Foods to avoid, i.e. (healthy) foods that make you fat

Very often we choose to eat things almost unconsciously: eating is a natural act, in theory we are able to put in our mouth the first good thing that happens to us, and, even when we try to head towards healthier choices, it is not that we are to do all this research. In short, it is enough that there is a little green and a little wholemeal or the word “healthy” in the middle and we are convinced that we are eating better things, just as good or almost. Here, on the other hand, this analysis by Askmen makes everyone waver a bit. Some foods are examined that are really foods to avoid, or foods that we imagine healthy but that make you fat and bad for your health. foodstuffI will list some of them:
– wholemeal bread:the normal wholemeal bread that we find on the market is almost always a fake wholemeal, and if we take into consideration the glycemic index, even that of wholemeal bread remains quite high. The solution? Just eat less bread

– Nutella: has over fifty percent sugar, a lot of palm oil and only 13 percent hazelnuts. Healthy choice?
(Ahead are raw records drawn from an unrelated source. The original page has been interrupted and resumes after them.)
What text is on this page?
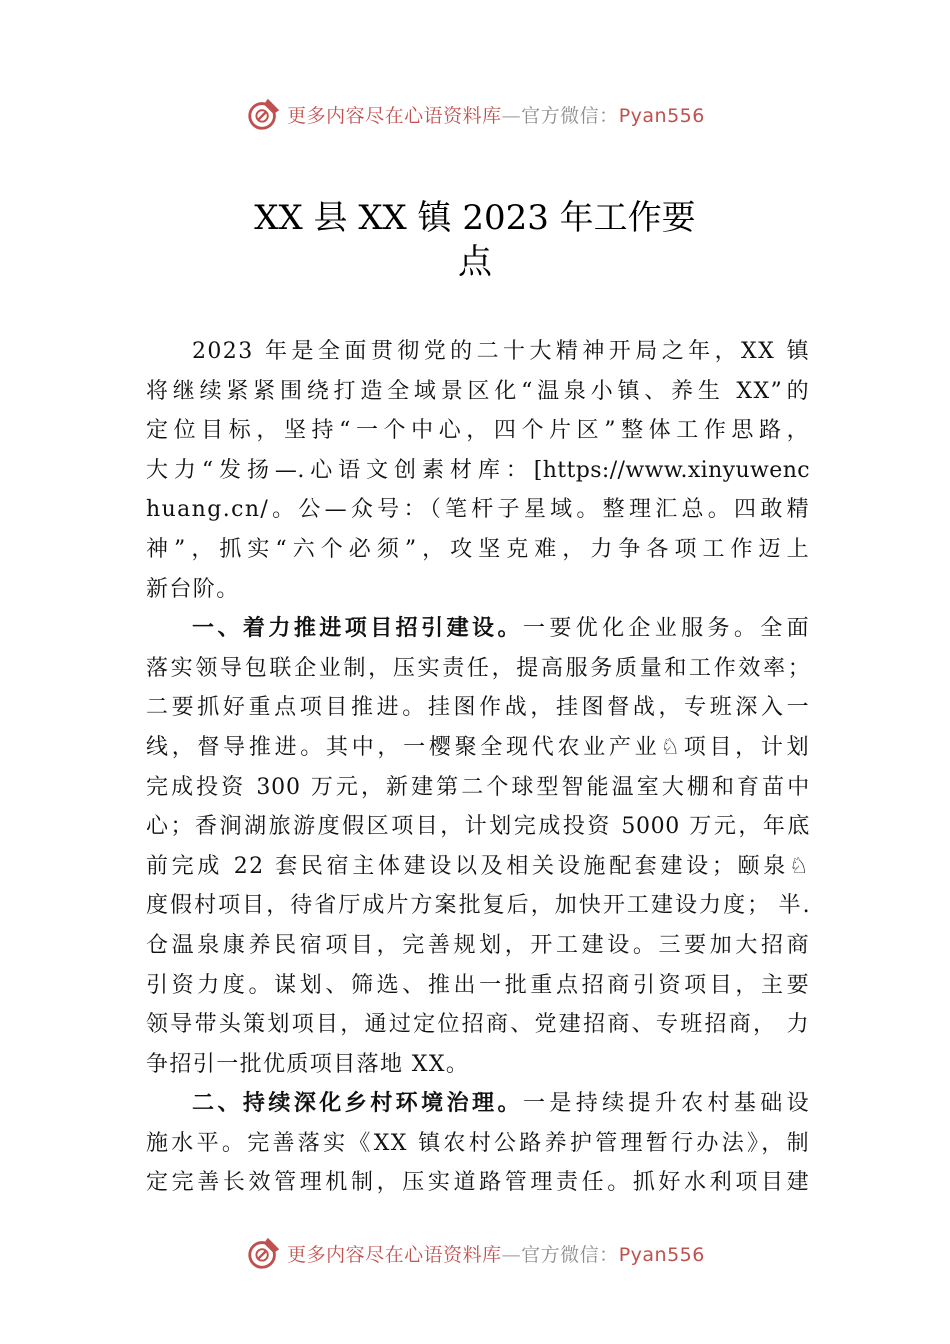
更多内容尽在心语资料库—官方微信：Pyan556
XX 县 XX 镇 2023 年工作要
点
2023 年是全面贯彻党的二十大精神开局之年，XX 镇
将继续紧紧围绕打造全域景区化“温泉小镇、养生 XX”的
定位目标，坚持“一个中心，四个片区”整体工作思路，
大力“发扬—.心语文创素材库：[https://www.xinyuwenc
huang.cn/。公—众号：（笔杆子星域。整理汇总。四敢精
神”，抓实“六个必须”，攻坚克难，力争各项工作迈上
新台阶。
一、着力推进项目招引建设。一要优化企业服务。全面
落实领导包联企业制，压实责任，提高服务质量和工作效率；
二要抓好重点项目推进。挂图作战，挂图督战，专班深入一
线，督导推进。其中，一樱聚全现代农业产业♘项目，计划
完成投资 300 万元，新建第二个球型智能温室大棚和育苗中
心；香涧湖旅游度假区项目，计划完成投资 5000 万元，年底
前完成 22 套民宿主体建设以及相关设施配套建设；颐泉♘
度假村项目，待省厅成片方案批复后，加快开工建设力度； 半.
仓温泉康养民宿项目，完善规划，开工建设。三要加大招商
引资力度。谋划、筛选、推出一批重点招商引资项目，主要
领导带头策划项目，通过定位招商、党建招商、专班招商， 力
争招引一批优质项目落地 XX。
二、持续深化乡村环境治理。一是持续提升农村基础设
施水平。完善落实《XX 镇农村公路养护管理暂行办法》，制
定完善长效管理机制，压实道路管理责任。抓好水利项目建
更多内容尽在心语资料库—官方微信：Pyan556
– canned beans: be careful to read the package, sugar and salt are added to canned legumes. Avoid like the plague those in “sauce”.
– pasta and gnocchi and green sheets: often a ridiculous percentage of chopped spinach is added. If you choose them because you think they are more natural than the classic versions forget it.
– dried fruit (and all dried fruit bars), muesli and breakfast cereals: read the nutritional tables. They are full of sugar, in some cases they even add oil. Very high glycemic index. Junk. There is also palm oil.
– fruit juices: even those that pretend to be natural, waters with juices and herbs, etc., are a sugar concentrate that has seen only the shadow of fruit.
– rice cakes, corn, puffed spelled etc .: all puffed cereals must be abolished, high glycemic index that comes from refined cereals to make them digestible. Few calories, which are transformed directly into fat.
– gluten-free products:I would not recommend the so-called gluten free even to a celiac, unless they are 100% natural products, that is, naturally gluten-free. These are low-protein processed products, which people think are low on the glycemic index and therefore slimming. In reality they are flavored with fats, salt and sugars and in addition they are low in their protein part. A bargain.
– sushi: I had written about it here , in the meantime the confirmation has arrived. Sushi makes you fat. Because of the Japanese rice, which is then customized in rolls filled with mayonnaise, soy sauce, philadelphia. The Japanese already eat them on special occasions, why do we abuse them?